Two: ‘Allocate Homeland Security grants strictly on the basis of risk and vulnerability, not politics, so that the money flows, from the best information you have, to where the terrorists will strike next.’
Hamilton said ‘a very good bill’ has been passed overwhelmingly with good, strong bipartisan support in the House, and the Senate has passed a ‘less desirable’ bill. Hamilton said the commission favors the House bill and hopes it will be passed into law and signed by President Bush this year.
Three: Federal law now requires the Dept. of Homeland Security to complete a couple of reports recommended by the commission. One concerns a national strategy for transportation security, and the second assesses the vulnerability of the nation’s critical infrastructure.
The first report should have been filed April 1, and the one on infrastructure vulnerability was due June 15. Neither has been filed. The secretary of Homeland Security, Judge Michael Cherthof, is responsible for this, but he also answers to the President, Hamilton said.
‘You can’t prepare for a terrorist attack or a risk unless you have analyzed the risk and the vulnerabilities and assigned priorities,’ Hamilton said.
‘You must put these plans into place. I don’t suggest that creating these plans is easy. It’s not. It’s very hard. You have to set priorities and make choices. You simply can’t protect every piece of infrastructure in the country, so you have to make choices and establish priorities, and you do that by putting together a plan or a strategy. You have to protect some critical infrastructure and not others.

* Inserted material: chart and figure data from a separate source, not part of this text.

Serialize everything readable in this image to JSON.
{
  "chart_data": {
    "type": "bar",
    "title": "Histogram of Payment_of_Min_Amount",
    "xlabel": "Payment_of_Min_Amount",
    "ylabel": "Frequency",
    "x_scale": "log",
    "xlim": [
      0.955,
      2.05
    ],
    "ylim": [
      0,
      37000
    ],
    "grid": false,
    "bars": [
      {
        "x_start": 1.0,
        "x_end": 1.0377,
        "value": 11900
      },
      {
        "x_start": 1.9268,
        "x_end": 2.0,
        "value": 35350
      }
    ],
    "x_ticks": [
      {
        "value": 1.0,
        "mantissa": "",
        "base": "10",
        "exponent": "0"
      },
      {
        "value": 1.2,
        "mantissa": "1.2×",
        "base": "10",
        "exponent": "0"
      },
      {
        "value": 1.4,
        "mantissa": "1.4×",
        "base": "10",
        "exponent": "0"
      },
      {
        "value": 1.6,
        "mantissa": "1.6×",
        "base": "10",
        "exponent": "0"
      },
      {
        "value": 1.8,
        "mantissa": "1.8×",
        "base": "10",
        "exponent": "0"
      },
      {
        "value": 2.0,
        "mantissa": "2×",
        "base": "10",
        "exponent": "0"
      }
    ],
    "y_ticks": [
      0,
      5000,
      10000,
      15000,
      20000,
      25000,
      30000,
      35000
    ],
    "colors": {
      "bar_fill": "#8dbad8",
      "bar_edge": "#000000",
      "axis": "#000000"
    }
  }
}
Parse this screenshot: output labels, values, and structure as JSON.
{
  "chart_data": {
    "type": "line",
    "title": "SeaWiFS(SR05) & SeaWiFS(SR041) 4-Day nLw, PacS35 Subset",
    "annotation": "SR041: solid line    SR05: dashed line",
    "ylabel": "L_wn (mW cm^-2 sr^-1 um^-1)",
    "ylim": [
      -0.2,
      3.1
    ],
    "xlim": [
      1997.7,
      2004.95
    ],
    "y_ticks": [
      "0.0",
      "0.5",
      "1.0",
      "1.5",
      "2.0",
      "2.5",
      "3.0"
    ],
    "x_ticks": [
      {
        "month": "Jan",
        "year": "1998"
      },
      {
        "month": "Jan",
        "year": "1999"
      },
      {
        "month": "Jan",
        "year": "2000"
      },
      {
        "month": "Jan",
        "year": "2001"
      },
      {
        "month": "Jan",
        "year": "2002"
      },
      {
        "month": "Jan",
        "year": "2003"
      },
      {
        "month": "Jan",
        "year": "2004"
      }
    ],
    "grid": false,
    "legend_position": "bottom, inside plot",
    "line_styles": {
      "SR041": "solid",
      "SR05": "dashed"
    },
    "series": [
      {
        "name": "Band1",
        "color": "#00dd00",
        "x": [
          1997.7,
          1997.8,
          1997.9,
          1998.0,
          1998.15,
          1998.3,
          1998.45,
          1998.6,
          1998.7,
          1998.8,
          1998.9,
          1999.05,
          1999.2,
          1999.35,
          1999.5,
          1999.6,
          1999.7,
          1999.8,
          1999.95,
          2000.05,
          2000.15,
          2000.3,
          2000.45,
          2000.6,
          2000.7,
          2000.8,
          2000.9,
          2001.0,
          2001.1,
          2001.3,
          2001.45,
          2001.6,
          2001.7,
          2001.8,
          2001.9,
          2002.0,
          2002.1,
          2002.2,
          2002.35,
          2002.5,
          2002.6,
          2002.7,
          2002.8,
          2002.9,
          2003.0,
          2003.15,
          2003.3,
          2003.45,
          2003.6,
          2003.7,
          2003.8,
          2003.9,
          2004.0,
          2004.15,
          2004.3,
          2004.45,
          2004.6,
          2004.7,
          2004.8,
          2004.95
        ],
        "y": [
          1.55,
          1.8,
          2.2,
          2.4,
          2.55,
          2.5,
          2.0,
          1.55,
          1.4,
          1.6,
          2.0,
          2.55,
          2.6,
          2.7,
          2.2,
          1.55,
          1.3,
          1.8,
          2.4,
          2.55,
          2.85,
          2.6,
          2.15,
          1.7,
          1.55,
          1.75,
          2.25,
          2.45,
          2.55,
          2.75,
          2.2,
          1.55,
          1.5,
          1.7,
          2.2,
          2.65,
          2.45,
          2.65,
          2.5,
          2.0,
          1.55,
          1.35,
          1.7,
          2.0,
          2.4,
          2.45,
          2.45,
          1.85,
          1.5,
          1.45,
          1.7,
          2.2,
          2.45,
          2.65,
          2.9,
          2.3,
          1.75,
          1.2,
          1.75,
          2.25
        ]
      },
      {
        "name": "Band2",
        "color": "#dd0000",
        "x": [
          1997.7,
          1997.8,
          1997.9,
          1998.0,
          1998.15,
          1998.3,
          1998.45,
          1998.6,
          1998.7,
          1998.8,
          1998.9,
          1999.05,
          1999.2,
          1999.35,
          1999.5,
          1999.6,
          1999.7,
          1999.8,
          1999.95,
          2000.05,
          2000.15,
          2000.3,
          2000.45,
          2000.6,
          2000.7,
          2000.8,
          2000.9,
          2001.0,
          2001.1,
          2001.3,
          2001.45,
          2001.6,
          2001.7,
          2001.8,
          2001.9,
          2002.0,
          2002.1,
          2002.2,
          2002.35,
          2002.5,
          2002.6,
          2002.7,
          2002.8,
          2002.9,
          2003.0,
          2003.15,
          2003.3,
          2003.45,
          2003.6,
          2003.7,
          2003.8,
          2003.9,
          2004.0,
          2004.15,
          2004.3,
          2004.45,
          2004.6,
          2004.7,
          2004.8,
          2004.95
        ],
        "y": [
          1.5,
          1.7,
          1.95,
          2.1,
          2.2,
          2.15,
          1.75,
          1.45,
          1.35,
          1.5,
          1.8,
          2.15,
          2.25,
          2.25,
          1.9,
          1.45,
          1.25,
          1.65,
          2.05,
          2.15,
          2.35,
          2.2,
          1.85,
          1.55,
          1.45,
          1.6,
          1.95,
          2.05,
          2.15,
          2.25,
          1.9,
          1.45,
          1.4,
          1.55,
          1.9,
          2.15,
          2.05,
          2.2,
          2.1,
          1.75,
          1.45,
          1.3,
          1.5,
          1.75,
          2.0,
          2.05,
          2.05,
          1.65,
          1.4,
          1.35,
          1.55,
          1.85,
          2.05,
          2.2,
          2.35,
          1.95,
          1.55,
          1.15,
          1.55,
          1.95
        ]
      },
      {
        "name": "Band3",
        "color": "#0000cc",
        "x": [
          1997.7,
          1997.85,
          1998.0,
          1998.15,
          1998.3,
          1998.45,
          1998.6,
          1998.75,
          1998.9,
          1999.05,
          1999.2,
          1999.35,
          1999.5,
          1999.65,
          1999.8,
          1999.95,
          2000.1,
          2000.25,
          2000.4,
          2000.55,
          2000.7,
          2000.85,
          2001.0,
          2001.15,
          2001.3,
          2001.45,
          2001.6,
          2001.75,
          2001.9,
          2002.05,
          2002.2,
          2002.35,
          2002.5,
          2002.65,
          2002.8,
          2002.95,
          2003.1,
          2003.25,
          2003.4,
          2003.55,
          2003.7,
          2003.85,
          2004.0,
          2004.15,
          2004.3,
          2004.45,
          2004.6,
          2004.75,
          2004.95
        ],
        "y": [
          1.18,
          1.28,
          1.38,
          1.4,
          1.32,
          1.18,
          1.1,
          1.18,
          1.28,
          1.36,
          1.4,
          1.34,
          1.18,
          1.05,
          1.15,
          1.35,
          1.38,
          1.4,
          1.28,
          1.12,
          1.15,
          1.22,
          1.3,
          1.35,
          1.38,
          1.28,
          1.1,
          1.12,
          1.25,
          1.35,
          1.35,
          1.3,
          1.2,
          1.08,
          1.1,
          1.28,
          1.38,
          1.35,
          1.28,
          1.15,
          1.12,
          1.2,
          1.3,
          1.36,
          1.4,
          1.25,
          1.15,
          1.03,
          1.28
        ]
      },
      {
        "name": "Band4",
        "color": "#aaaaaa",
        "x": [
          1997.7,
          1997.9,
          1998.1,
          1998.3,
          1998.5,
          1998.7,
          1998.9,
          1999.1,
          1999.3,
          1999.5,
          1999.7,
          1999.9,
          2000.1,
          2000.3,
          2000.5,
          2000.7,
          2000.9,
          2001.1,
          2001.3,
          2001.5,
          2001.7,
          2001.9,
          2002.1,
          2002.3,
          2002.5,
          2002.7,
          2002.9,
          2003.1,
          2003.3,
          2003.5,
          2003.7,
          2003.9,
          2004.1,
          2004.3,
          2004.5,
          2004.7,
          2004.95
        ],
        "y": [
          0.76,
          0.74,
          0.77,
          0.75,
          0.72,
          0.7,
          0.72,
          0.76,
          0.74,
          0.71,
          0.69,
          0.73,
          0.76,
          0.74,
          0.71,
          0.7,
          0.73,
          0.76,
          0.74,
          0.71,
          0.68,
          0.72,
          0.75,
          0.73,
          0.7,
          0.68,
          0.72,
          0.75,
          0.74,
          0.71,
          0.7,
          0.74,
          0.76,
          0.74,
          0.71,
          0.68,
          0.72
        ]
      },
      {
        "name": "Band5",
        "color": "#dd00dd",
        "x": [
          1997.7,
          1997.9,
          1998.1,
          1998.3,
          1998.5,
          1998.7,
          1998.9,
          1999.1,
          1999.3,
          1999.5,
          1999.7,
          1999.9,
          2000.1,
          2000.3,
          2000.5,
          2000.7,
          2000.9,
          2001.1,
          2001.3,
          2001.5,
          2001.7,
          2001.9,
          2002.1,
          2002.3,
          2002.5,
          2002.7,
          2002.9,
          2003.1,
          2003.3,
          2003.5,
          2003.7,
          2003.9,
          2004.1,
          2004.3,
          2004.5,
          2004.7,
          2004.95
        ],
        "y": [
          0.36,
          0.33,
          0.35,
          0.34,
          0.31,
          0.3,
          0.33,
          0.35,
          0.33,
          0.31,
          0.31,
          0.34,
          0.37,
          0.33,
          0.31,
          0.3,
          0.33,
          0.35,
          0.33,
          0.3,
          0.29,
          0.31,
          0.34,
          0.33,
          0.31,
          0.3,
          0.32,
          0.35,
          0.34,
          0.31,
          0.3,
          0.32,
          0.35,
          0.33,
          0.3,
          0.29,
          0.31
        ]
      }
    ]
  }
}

‘Political leaders don’t like to make judgment calls about priorities because they can be wrong. But we elect our leaders to make these decisions, and they owe us the best analysis and they owe us the best judgments as to where we deploy our resources and secure our homeland, and they have not done it.’
Cherthof hasn’t explained, even at his confirmation hearings, why his reports are very late.
Four: ‘We must adopt a command system at the point of the disaster. In both 9/11 and Katrina, you had a disarray in command at the point of impact. No one agency was clearly identified as being in charge. And when you have confusion, that costs lives,’ Hamilton said.
‘You have literally hundreds of decisions that have to be made very quickly regarding personnel, where to put them, what kind of equipment to have, what do you do first, what do you do second, search and rescue operations, and so on.
‘You have to have a command structure that is unified, effective and efficient. Even when you have that, it’s still very chaotic, and when you don’t have it, it’s even more so.’
During a major catastrophe, federal, state and local officials and many private citizens all find themselves involved in emergency response. ‘Somebody has to be in charge,’ Hamilton said. ‘When you don’t have somebody in charge, you have chaos.
‘A lot of communities have wrestled with this, and a lot have not. It’s hard to find out where the country is as a whole on this. We feel on the commission that progress has been too slow. Terrorists are not going to accommodate some kind of bureaucratic timetable. The urgency of action should match the urgency of the threat.
‘This is where the concentration of effort ought to be done ‘ and can be done ‘ in the next few months.’
Hamilton said he thinks these recommendations are all achievable.